Will Colorado Continue to Be a Model in Filling Judicial Vacancies?

Three years ago, Colorado was hailed as a "model for senators across the country" because of the cooperative, timely and successful screening process our then-Senators used to inform the President's nomination for a vacancy on the U.S. District Court of Colorado. It is unclear whether we are still deserving of such praise.


U.S. District Judge Robert Blackburn announced last April that he will be taking Senior Status effective April 2016. This announcement opens up a "future vacancy" on the District Court for Colorado and gives the President and the Senate a year to nominate and confirm a new federal judge. While a year seems like a long lead time, that's not always long enough to get something accomplished in D.C. (There is some sort of human years:dog years conversion needed to for real time:Congress time).

Federal court judgeships are lifetime appointments that are nominated by the President and then confirmed by the U.S. Senate. But the first step in this process is actually completed by home state senators who screen candidates and give names to the President to consider for nomination. There are no laws or constitutional rules for this process other than pure citizen accountability. Senators could give a list of golfing buddies or large campaign cash donors to the President. That doesn't happen, usually.

Colorado was praised in 2012 because our Senators used a bipartisan screening committee process with open applications accepted from the public. Starting in 2009, then-Senator Udall and Senator Bennet jointly created a bipartisan diverse committee that recommended finalists to the Senators. The finalists were interviewed by both Senators who jointly developed and submitted names to the President. Both Senators agreed to support any nominee through the Senate confirmation process which was chosen from that list. According to a Courts Matter Colorado report, both times district court vacancies arose with this process, the Senators were able to present names & have a nominee before the Senate within six months of the vacancy announcement.

The current Blackburn vacancy is the first for new Senator Gardner and Senator Bennet, and it does not appear to be going as smoothly. True, the senators are now from different parties, but similar mixed delegations in Florida and Pennsylvania (use joint bipartisan committees to screen potential nominees. However, four months after the future vacancy announcement Colorado's Senators appear to be working on separate tracks. Senator Gardner has created his own selection committee - one that is not bipartisan, but full of Republican supporters - and Senator Bennet appears to be still working on getting his own committee (bipartisan) together.

A fully-staffed federal district court is vital because it keeps our judicial system open and accessible for Colorado citizens and businesses that need timely resolution of disputes. The District Court in Colorado, which has not increased the number of judges since 1984, is already overworked and understaffed. Increased workload from 30 years of population growth, plus additional cases arising from increased federal agencies with a regional office in Colorado has lead the full bipartisan delegation to Congress to introduce legislation to increase the number of federal judges from 7 to 9. In fact, Senators Gardner and Bennet are jointly co-sponsoring the Senate version of this bill.
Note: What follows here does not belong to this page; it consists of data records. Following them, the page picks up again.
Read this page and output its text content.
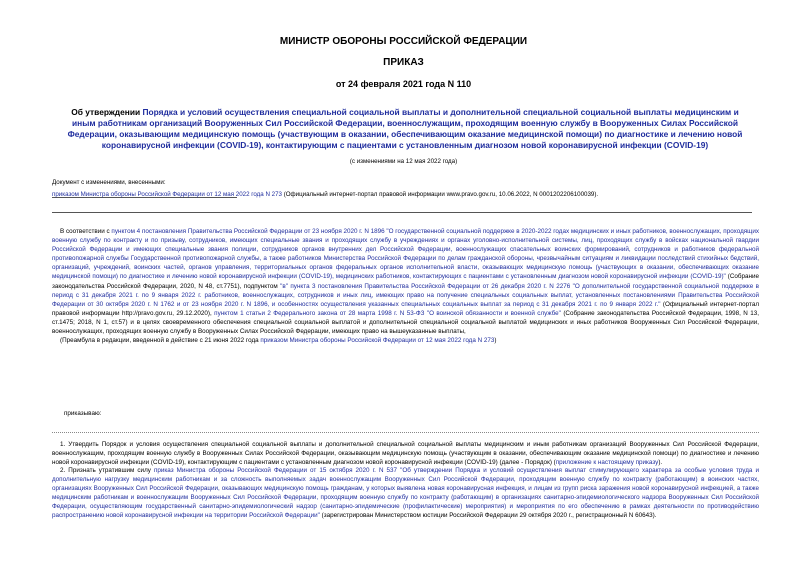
МИНИСТР ОБОРОНЫ РОССИЙСКОЙ ФЕДЕРАЦИИ
ПРИКАЗ
от 24 февраля 2021 года N 110
Об утверждении Порядка и условий осуществления специальной социальной выплаты и дополнительной специальной социальной выплаты медицинским и иным работникам организаций Вооруженных Сил Российской Федерации, военнослужащим, проходящим военную службу в Вооруженных Силах Российской Федерации, оказывающим медицинскую помощь (участвующим в оказании, обеспечивающим оказание медицинской помощи) по диагностике и лечению новой коронавирусной инфекции (COVID-19), контактирующим с пациентами с установленным диагнозом новой коронавирусной инфекции (COVID-19)
(с изменениями на 12 мая 2022 года)
Документ с изменениями, внесенными:
приказом Министра обороны Российской Федерации от 12 мая 2022 года N 273 (Официальный интернет-портал правовой информации www.pravo.gov.ru, 10.06.2022, N 0001202206100039).
В соответствии с пунктом 4 постановления Правительства Российской Федерации от 23 ноября 2020 г. N 1896 "О государственной социальной поддержке в 2020-2022 годах медицинских и иных работников, военнослужащих, проходящих военную службу по контракту и по призыву, сотрудников, имеющих специальные звания и проходящих службу в учреждениях и органах уголовно-исполнительной системы, лиц, проходящих службу в войсках национальной гвардии Российской Федерации и имеющих специальные звания полиции, сотрудников органов внутренних дел Российской Федерации, военнослужащих спасательных воинских формирований, сотрудников и работников федеральной противопожарной службы Государственной противопожарной службы, а также работников Министерства Российской Федерации по делам гражданской обороны, чрезвычайным ситуациям и ликвидации последствий стихийных бедствий, организаций, учреждений, воинских частей, органов управления, территориальных органов федеральных органов исполнительной власти, оказывающих медицинскую помощь (участвующих в оказании, обеспечивающих оказание медицинской помощи) по диагностике и лечению новой коронавирусной инфекции (COVID-19), медицинских работников, контактирующих с пациентами с установленным диагнозом новой коронавирусной инфекции (COVID-19)" (Собрание законодательства Российской Федерации, 2020, N 48, ст.7751), подпунктом "в" пункта 3 постановления Правительства Российской Федерации от 26 декабря 2020 г. N 2276 "О дополнительной государственной социальной поддержке в период с 31 декабря 2021 г. по 9 января 2022 г. работников, военнослужащих, сотрудников и иных лиц, имеющих право на получение специальных социальных выплат, установленных постановлениями Правительства Российской Федерации от 30 октября 2020 г. N 1762 и от 23 ноября 2020 г. N 1896, и особенностях осуществления указанных специальных социальных выплат за период с 31 декабря 2021 г. по 9 января 2022 г." (Официальный интернет-портал правовой информации http://pravo.gov.ru, 29.12.2020), пунктом 1 статьи 2 Федерального закона от 28 марта 1998 г. N 53-ФЗ "О воинской обязанности и военной службе" (Собрание законодательства Российской Федерации, 1998, N 13, ст.1475; 2018, N 1, ст.57) и в целях своевременного обеспечения специальной социальной выплатой и дополнительной специальной социальной выплатой медицинских и иных работников Вооруженных Сил Российской Федерации, военнослужащих, проходящих военную службу в Вооруженных Силах Российской Федерации, имеющих право на вышеуказанные выплаты,
(Преамбула в редакции, введенной в действие с 21 июня 2022 года приказом Министра обороны Российской Федерации от 12 мая 2022 года N 273)
приказываю:
1. Утвердить Порядок и условия осуществления специальной социальной выплаты и дополнительной специальной социальной выплаты медицинским и иным работникам организаций Вооруженных Сил Российской Федерации, военнослужащим, проходящим военную службу в Вооруженных Силах Российской Федерации, оказывающим медицинскую помощь (участвующим в оказании, обеспечивающим оказание медицинской помощи) по диагностике и лечению новой коронавирусной инфекции (COVID-19), контактирующим с пациентами с установленным диагнозом новой коронавирусной инфекции (COVID-19) (далее - Порядок) (приложение к настоящему приказу).
2. Признать утратившим силу приказ Министра обороны Российской Федерации от 15 октября 2020 г. N 537 "Об утверждении Порядка и условий осуществления выплат стимулирующего характера за особые условия труда и дополнительную нагрузку медицинским работникам и за сложность выполняемых задач военнослужащим Вооруженных Сил Российской Федерации, проходящим военную службу по контракту (работающим) в воинских частях, организациях Вооруженных Сил Российской Федерации, оказывающих медицинскую помощь гражданам, у которых выявлена новая коронавирусная инфекция, и лицам из групп риска заражения новой коронавирусной инфекцией, а также медицинским работникам и военнослужащим Вооруженных Сил Российской Федерации, проходящим военную службу по контракту (работающим) в организациях санитарно-эпидемиологического надзора Вооруженных Сил Российской Федерации, осуществляющим государственный санитарно-эпидемиологический надзор (санитарно-эпидемические (профилактические) мероприятия) и мероприятия по его обеспечению в рамках деятельности по противодействию распространению новой коронавирусной инфекции на территории Российской Федерации" (зарегистрирован Министерством юстиции Российской Федерации 29 октября 2020 г., регистрационный N 60643).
This backlog problem will only get worse if one of those 7 seats on the trial court is left vacant in April. If Colorado's Senators delay the process through dueling screening processes - and possibly competing nominee lists to the President like during the Bush Administration - the citizens will feel the effects in delayed justice. Unless they come together soon, it looks like Colorado is no longer a model of a fair and efficient process for filling judicial vacancies.